Daniel Englander
A New Valley of Death Found in Expansion Funding? June 5, 2008 at 8:03 AM
Innovation Fuels, a New York-based biodiesel company, has completed financing on a $15.5 million B round. The company raised $10.5 million in equity and $5 million in debt from Credit Suisse, RNK Capital, and Lyrical Partners. This is on top of the $15.5 million A round the company raised in 2007 to help finance its first biodiesel plant in New Jersey. What’s interesting here is the $160 million in credit Innovation Fuels picked up from Citizens Financial Bank to finance their upstream and downstream market consolidation. This brings up two interesting questions. First, why would a company raise a credit line ten times greater than a concurrent venture round? Second, why wouldn’t the investors foot the bill for this kind of capital?
President and CEO John Fox said the company will use the credit “primarily for procurement of our feedstock and to ship our product internationally.” Innovation Fuels is also opening a new European office. The upstream activities involve securing the acquisition of non-food feedstocks like jatropha, while downstream moves include buying up the holdings of North American Biodiesel, a Wisconsin producer. Expansion moves like these are outside of the traditional VC arena - early research, prototyping and technology piloting, new processes. But Innovation Fuels is still, roughly speaking, an early stage company. In other words, its likely the risk involved in scaling out is too high for more conservative project financing capital, but the moves are too staid for traditional VC. Though, its not like Innovation counts General Catalyst or VantagePoint amount its investors.
I think Innovation Fuels has found itself in a spot that’s becoming increasingly common among expanding greentech companies.

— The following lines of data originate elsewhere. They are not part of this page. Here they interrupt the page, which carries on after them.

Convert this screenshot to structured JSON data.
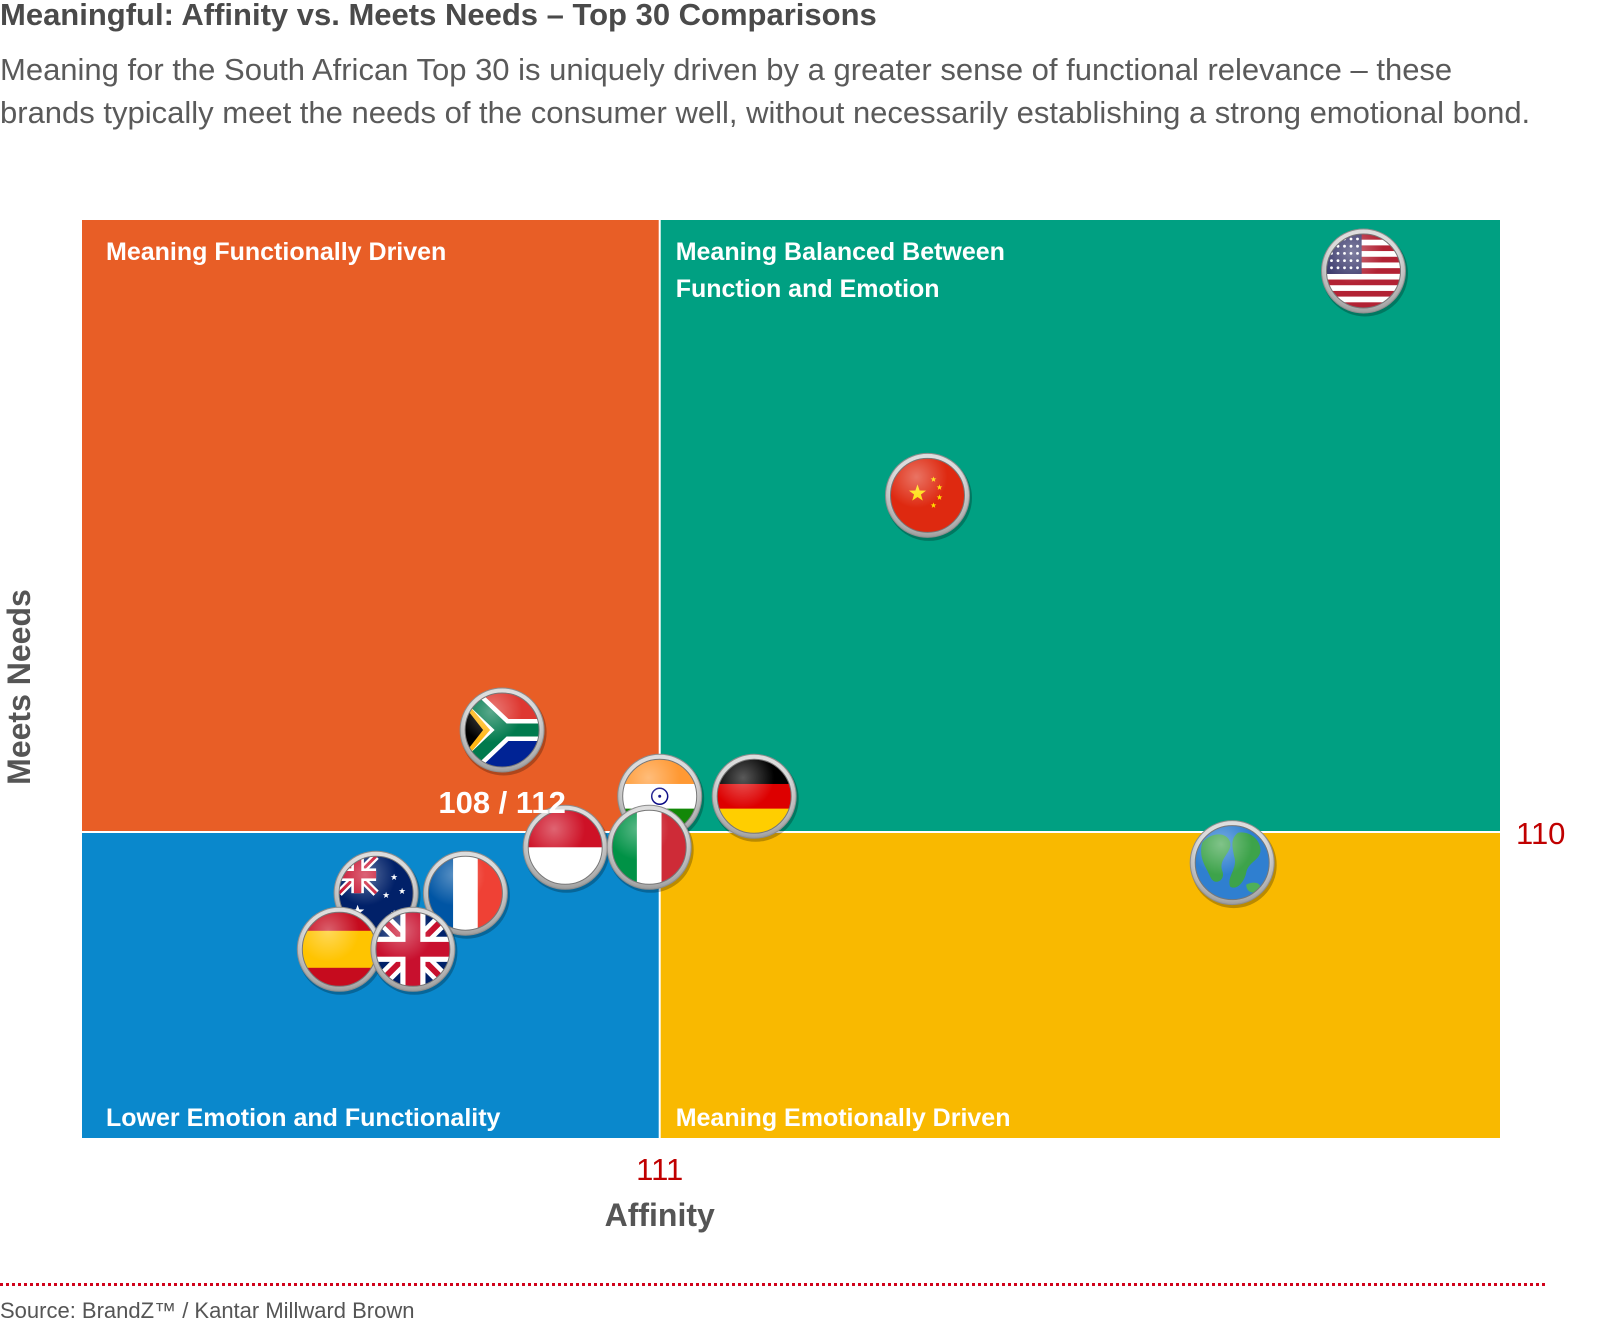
{
  "header": {
    "title": "Meaningful: Affinity vs. Meets Needs – Top 30 Comparisons",
    "subtitle": "Meaning for the South African Top 30 is uniquely driven by a greater sense of functional relevance – these brands typically meet the needs of the consumer well, without necessarily establishing a strong emotional bond."
  },
  "chart_data": {
    "type": "scatter",
    "xlabel": "Affinity",
    "ylabel": "Meets Needs",
    "x_reference": {
      "value": 111,
      "label": "111"
    },
    "y_reference": {
      "value": 110,
      "label": "110"
    },
    "xlim": [
      100,
      127
    ],
    "ylim": [
      104,
      122
    ],
    "quadrants": [
      {
        "id": "top-left",
        "label_lines": [
          "Meaning Functionally Driven"
        ],
        "color": "#e85e26"
      },
      {
        "id": "top-right",
        "label_lines": [
          "Meaning Balanced Between",
          "Function and Emotion"
        ],
        "color": "#00a082"
      },
      {
        "id": "bottom-left",
        "label_lines": [
          "Lower Emotion and Functionality"
        ],
        "color": "#0a88cc"
      },
      {
        "id": "bottom-right",
        "label_lines": [
          "Meaning Emotionally Driven"
        ],
        "color": "#f9b900"
      }
    ],
    "points": [
      {
        "name": "United States",
        "flag": "us",
        "x": 124.4,
        "y": 121.0
      },
      {
        "name": "China",
        "flag": "cn",
        "x": 116.1,
        "y": 116.6
      },
      {
        "name": "South Africa",
        "flag": "za",
        "x": 108.0,
        "y": 112.0,
        "label": "108 / 112"
      },
      {
        "name": "India",
        "flag": "in",
        "x": 111.0,
        "y": 110.7
      },
      {
        "name": "Germany",
        "flag": "de",
        "x": 112.8,
        "y": 110.7
      },
      {
        "name": "Indonesia",
        "flag": "id",
        "x": 109.2,
        "y": 109.7
      },
      {
        "name": "Italy",
        "flag": "it",
        "x": 110.8,
        "y": 109.7
      },
      {
        "name": "Global",
        "flag": "globe",
        "x": 121.9,
        "y": 109.4
      },
      {
        "name": "Australia",
        "flag": "au",
        "x": 105.6,
        "y": 108.8
      },
      {
        "name": "France",
        "flag": "fr",
        "x": 107.3,
        "y": 108.8
      },
      {
        "name": "Spain",
        "flag": "es",
        "x": 104.9,
        "y": 107.7
      },
      {
        "name": "United Kingdom",
        "flag": "gb",
        "x": 106.3,
        "y": 107.7
      }
    ]
  },
  "footer": {
    "source": "Source: BrandZ™ / Kantar Millward Brown"
  }
}
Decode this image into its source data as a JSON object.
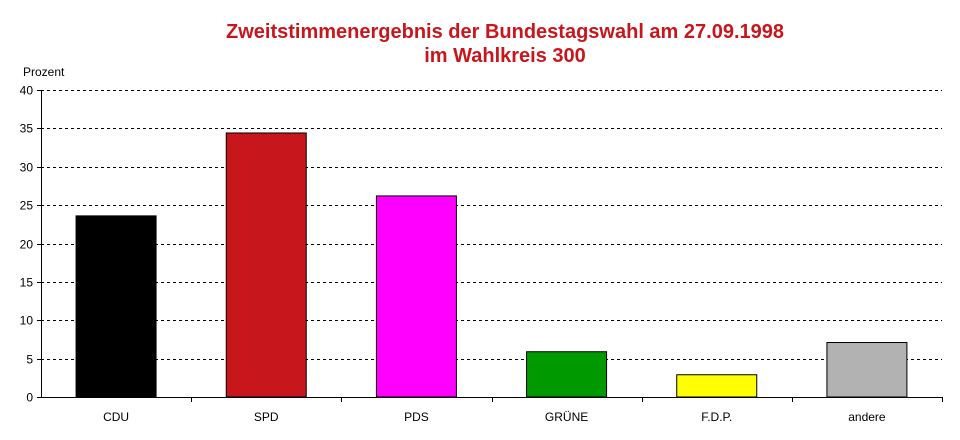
{
  "chart_data": {
    "type": "bar",
    "title_line1": "Zweitstimmenergebnis der Bundestagswahl am 27.09.1998",
    "title_line2": "im Wahlkreis 300",
    "ylabel": "Prozent",
    "xlabel": "",
    "ylim": [
      0,
      40
    ],
    "yticks": [
      0,
      5,
      10,
      15,
      20,
      25,
      30,
      35,
      40
    ],
    "grid": true,
    "categories": [
      "CDU",
      "SPD",
      "PDS",
      "GRÜNE",
      "F.D.P.",
      "andere"
    ],
    "values": [
      23.6,
      34.4,
      26.2,
      5.9,
      2.9,
      7.1
    ],
    "colors": [
      "#000000",
      "#c8161d",
      "#ff00ff",
      "#009a00",
      "#ffff00",
      "#b2b2b2"
    ]
  }
}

While it’s a relatively new company, its expansion moves are outside of the realm of traditional VC. But its relative newness means it doesn’t have the capital base necessary to attract project finance. So, with a mix of credit and VC, Innovation will begin a slow scale out from 140,000 barrels per year in 2008 to over 1 million barrels in 2010. Okay, so not so slow. The point here is that a lot of greentech companies are facing a similar growth quandary - how do you expand into commercial production when you have a small capacity and capital base? Solar companies with 25 MW pilot plants and no revenues may find it hard to attract expansion capital in an increasingly crowded field of similar technologies.
The rise of late stage funds, such as RockPort’s new $450 million fund, may alleviate this. Though, most of those will be targeted to a small number of firms requiring large amounts to break into commercial production. Attracting the attention of those funds will be an increasingly competitive proposition, especially as VCs gain more experience in this market and become more choosy over which technologies they sink their money into. Which ones are those? The ones that have exit potential. Until then, we’ll see a few more of these credit/VC combinations, though hopefully it won’t become a trend.